Of course. Aaron wouldn't give Logan CPR if there wasn't a camera crew around, much less show any interest in his education.

Thankfully for my rising gorge, Aaron didn't decide that sipping a cup of lemonade would be good for his image; he, Logan, and the crew zoomed right on through. I felt sorry for Logan.

Even the me that had 'grown up' here would have felt sorry for Logan. He caught me looking at him sympathetically and flashed me a completely unreadable look before being whisked away.

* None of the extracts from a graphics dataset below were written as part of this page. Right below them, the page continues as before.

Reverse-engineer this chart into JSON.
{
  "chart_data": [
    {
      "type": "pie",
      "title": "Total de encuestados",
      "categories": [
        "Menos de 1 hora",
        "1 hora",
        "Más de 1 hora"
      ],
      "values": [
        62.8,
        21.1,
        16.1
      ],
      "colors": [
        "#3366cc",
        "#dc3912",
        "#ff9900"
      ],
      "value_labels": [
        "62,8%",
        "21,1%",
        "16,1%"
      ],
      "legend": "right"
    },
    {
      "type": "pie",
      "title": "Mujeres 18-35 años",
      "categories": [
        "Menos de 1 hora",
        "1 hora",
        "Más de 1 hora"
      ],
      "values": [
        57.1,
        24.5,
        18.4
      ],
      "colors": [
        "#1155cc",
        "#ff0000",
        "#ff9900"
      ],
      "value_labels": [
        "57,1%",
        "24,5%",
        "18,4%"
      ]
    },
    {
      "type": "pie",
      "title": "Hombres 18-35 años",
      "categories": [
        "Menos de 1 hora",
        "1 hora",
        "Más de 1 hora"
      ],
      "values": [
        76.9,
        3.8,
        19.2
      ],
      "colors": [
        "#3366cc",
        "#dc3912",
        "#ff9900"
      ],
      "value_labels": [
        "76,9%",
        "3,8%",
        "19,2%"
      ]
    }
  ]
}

Fifteen minutes later, Buffy and Willow came into the lounge. Cordelia had beaten them there by two minutes. "My arms are tired," Cordelia'd said to Buffy. Of course. They'd been whittling stakes.

"By all means, broadcast it, Cordy,' Buffy said, then noticed me and grinned awkwardly.

I nodded back, as though I had no idea what they were talking about. After a second, Buffy came over. "Seen my mom recently?" She asked.

"About twenty minutes ago, she and Snyder walked through. Not since."

"I wonder if I have time to run."

"Wouldn't advise it," I said. "Your mom would hire my dad. My dad can find anyone."

"Yeah," Cordelia said -- when had she walked up? -- "Except the person who killed Lilly."

"We're working on that," I said, refusing to let her bait me. "Come on, Cordelia. You only look and act dumb. Even you can't think Don Lamb's a good sheriff."

"Don Lamb's a vacuous moron," she said. "But even vacuous morons get one right once in a while."

"Not this one, he didn't," I said.

She shrugged. "You want to waste your time denying reality, that's your malfunction," she said. "Me, I like to see things as they really are."

Annoying as Cordelia was being, she wasn't wrong. Of all of the students at Sunnydale high, she was one of the few who'd been able to accept the existence of vampires and the supernatural when they were shoved in her face.

I ended the conversation by turning to Buffy. "Do --" I began.

I never got to complete my thought. Snyder and Joyce Summers came in at that moment, and Mrs. Summers came storming up to her daughter. "In the car, now," she said.

Buffy and Willow exchanged looks. In the meantime, Snyder was turning off the lights.

"I guess the party's over," Sheila said as Buffy and Joyce left the room.

"What was that?" I said.

"What was what?"

"Pull your weapon," I said. When Sheila began to protest, I said, "Pull it!"

She took out the Supersoaker as Snyder flipped off another light.

And that, of course, was when the vampires came crashing through the window.

The next hour or so should be just loads of fun.